The two were together for more than 40 years, and could finish each other's sentences and predict each other's reactions to a joke over lunches at Louie's Backyard and other local venues.

Romano and Liszka arrived in Key West in the 1970s, when Romano's painful sunburn ultimately led to the creation of a skin care and cosmetics empire known as Key West Aloe.

It was Liszka's observation about October's ideal weather, but empty hotels, that led to the legendary Fantasy Fest -- now the island's largest event.

Liszka and Romano created the event, along with Fast Buck Freddie's owners Tony Falcone and the late Bill Conkle.

"Frank led the charge back in the 1980s for a modern-day tourism marketing program," said Andy Newman, of Newman PR, which has been publicizing the Florida Keys for more than 20 years.

"Before that, marketing was just a $100,000 line item in the county's budget that paid for billboards and brochures up and down the turnpike. Frank knew they needed a serious promotional strategy and he had heard about a tourism tax that other places were collecting."

Key West voters approved the tourism "bed tax" in 1982, launching the organization now known as the Monroe County Tourist Development Council (TDC).
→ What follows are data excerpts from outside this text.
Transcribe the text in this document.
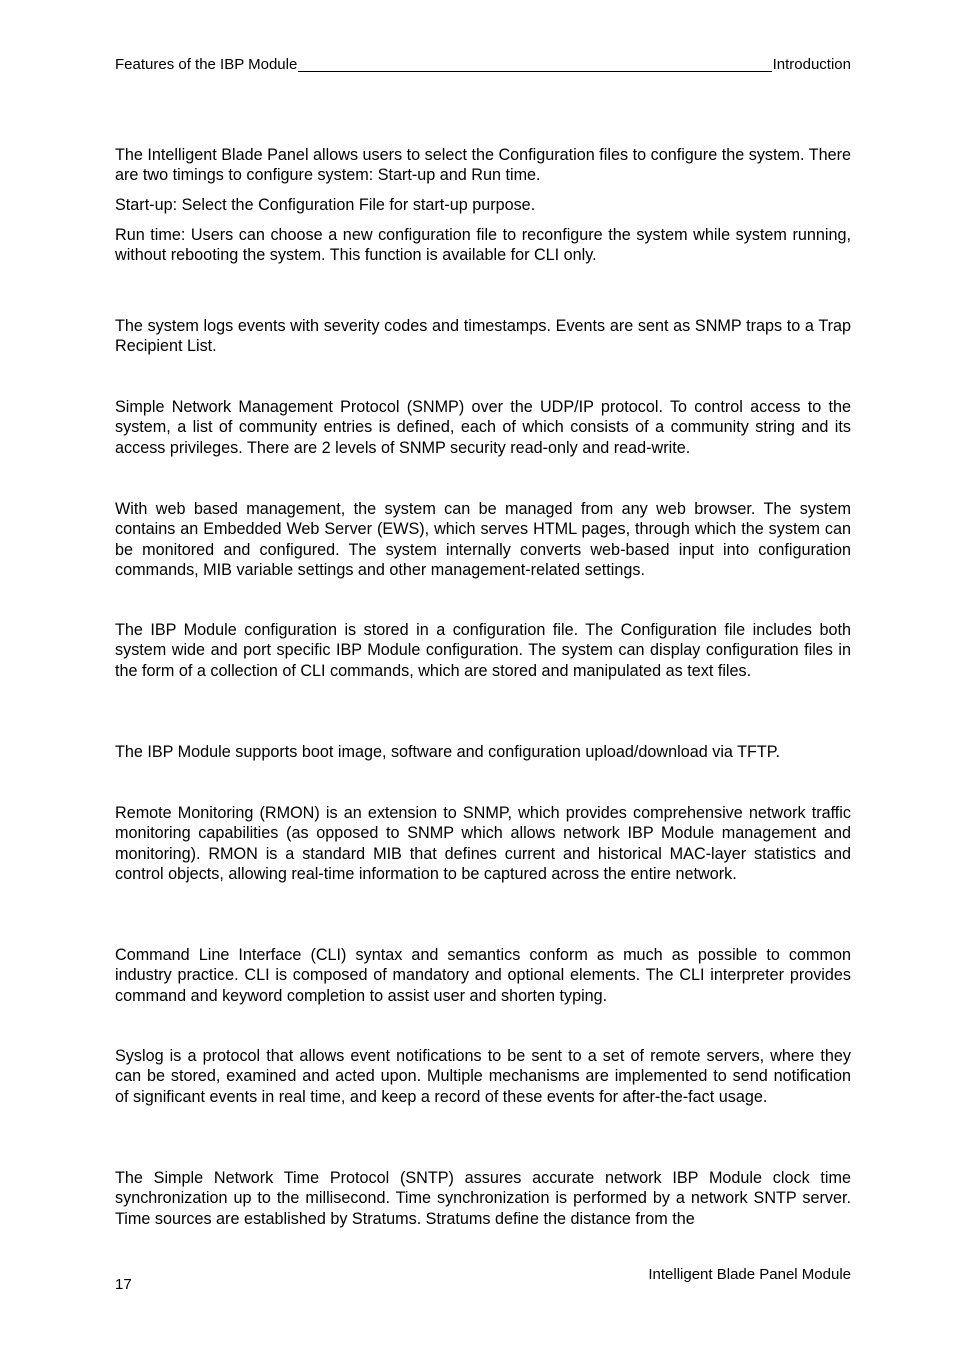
Features of the IBP Module	Introduction

The Intelligent Blade Panel allows users to select the Configuration files to configure the system. There are two timings to configure system: Start-up and Run time.

Start-up: Select the Configuration File for start-up purpose.

Run time: Users can choose a new configuration file to reconfigure the system while system running, without rebooting the system. This function is available for CLI only.

The system logs events with severity codes and timestamps. Events are sent as SNMP traps to a Trap Recipient List.

Simple Network Management Protocol (SNMP) over the UDP/IP protocol. To control access to the system, a list of community entries is defined, each of which consists of a community string and its access privileges. There are 2 levels of SNMP security read-only and read-write.

With web based management, the system can be managed from any web browser. The system contains an Embedded Web Server (EWS), which serves HTML pages, through which the system can be monitored and configured. The system internally converts web-based input into configuration commands, MIB variable settings and other management-related settings.

The IBP Module configuration is stored in a configuration file. The Configuration file includes both system wide and port specific IBP Module configuration. The system can display configuration files in the form of a collection of CLI commands, which are stored and manipulated as text files.

The IBP Module supports boot image, software and configuration upload/download via TFTP.

Remote Monitoring (RMON) is an extension to SNMP, which provides comprehensive network traffic monitoring capabilities (as opposed to SNMP which allows network IBP Module management and monitoring). RMON is a standard MIB that defines current and historical MAC-layer statistics and control objects, allowing real-time information to be captured across the entire network.

Command Line Interface (CLI) syntax and semantics conform as much as possible to common industry practice. CLI is composed of mandatory and optional elements. The CLI interpreter provides command and keyword completion to assist user and shorten typing.

Syslog is a protocol that allows event notifications to be sent to a set of remote servers, where they can be stored, examined and acted upon. Multiple mechanisms are implemented to send notification of significant events in real time, and keep a record of these events for after-the-fact usage.

The Simple Network Time Protocol (SNTP) assures accurate network IBP Module clock time synchronization up to the millisecond. Time synchronization is performed by a network SNTP server. Time sources are established by Stratums. Stratums define the distance from the

Intelligent Blade Panel Module
17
A year later, Keys voters also approved the tax, expanding the TDC to a countywide entity that now is responsible for a multimillion-dollar marketing program that puts "heads in beds," which is what Romano always knew was needed in the town he loved.

"There was a tremendous amount of pioneering work that he and the other initial members of the TDC did," Newman said.
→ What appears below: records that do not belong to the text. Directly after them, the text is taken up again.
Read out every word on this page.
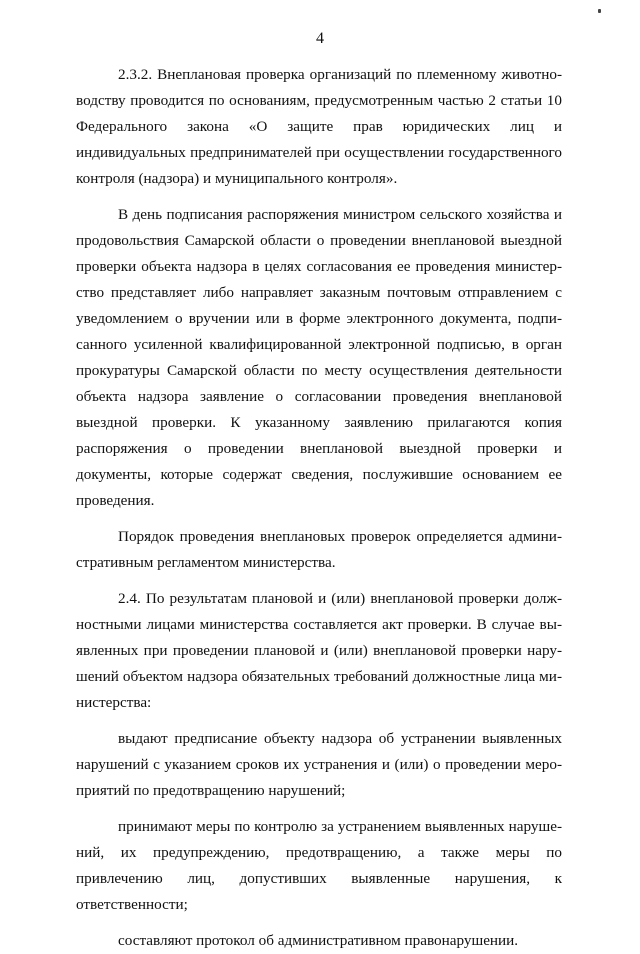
4

2.3.2. Внеплановая проверка организаций по племенному животноводству проводится по основаниям, предусмотренным частью 2 статьи 10 Федерального закона «О защите прав юридических лиц и индивидуальных предпринимателей при осуществлении государственного контроля (надзора) и муниципального контроля».

В день подписания распоряжения министром сельского хозяйства и продовольствия Самарской области о проведении внеплановой выездной проверки объекта надзора в целях согласования ее проведения министерство представляет либо направляет заказным почтовым отправлением с уведомлением о вручении или в форме электронного документа, подписанного усиленной квалифицированной электронной подписью, в орган прокуратуры Самарской области по месту осуществления деятельности объекта надзора заявление о согласовании проведения внеплановой выездной проверки. К указанному заявлению прилагаются копия распоряжения о проведении внеплановой выездной проверки и документы, которые содержат сведения, послужившие основанием ее проведения.

Порядок проведения внеплановых проверок определяется административным регламентом министерства.

2.4. По результатам плановой и (или) внеплановой проверки должностными лицами министерства составляется акт проверки. В случае выявленных при проведении плановой и (или) внеплановой проверки нарушений объектом надзора обязательных требований должностные лица министерства:

выдают предписание объекту надзора об устранении выявленных нарушений с указанием сроков их устранения и (или) о проведении мероприятий по предотвращению нарушений;

принимают меры по контролю за устранением выявленных нарушений, их предупреждению, предотвращению, а также меры по привлечению лиц, допустивших выявленные нарушения, к ответственности;

составляют протокол об административном правонарушении.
"There was so much groundbreaking work being done for the community back in the 1980s."

Romano was known as much for his quick smile and generous spirit as he was for his business acumen.

His bushy eyebrows frequently would shoot up in delight, or furrow with concern, whenever he was dealing with people.

"He always had time for people," Newman said, recalling a sign behind Romano's desk that stated, "The king is entertaining audiences today." "There's an empty place in my heart right now; he just cared so damn much for the community."

There's a gaping hole in the Romano/Liszka family as well.

"My father, mother and both of my brothers died 30 years ago, so [Frank] was my surrogate father and the only family member I had until my son, Cody, was born," said Romano's niece, Kim.

"Two nights before my uncle died, I watched Joe tenderly feed him, and the love they shared was never more palpable."

Romano's accomplishments include the Key West Chamber of Commerce's prestigious Hall of Fame, the American Red Cross' Humanitarian of the Year Award, AIDS Help board member, chamber president and a host of other positions.

Before his retirement and arrival in Key West, Romano had owned a cosmetics factory in New York.

"Last year my uncle told me that he'd had a wonderful, full life with Joe and he'd done everything he'd wanted to do," Kim Romano said.

Information about funeral services will be forthcoming.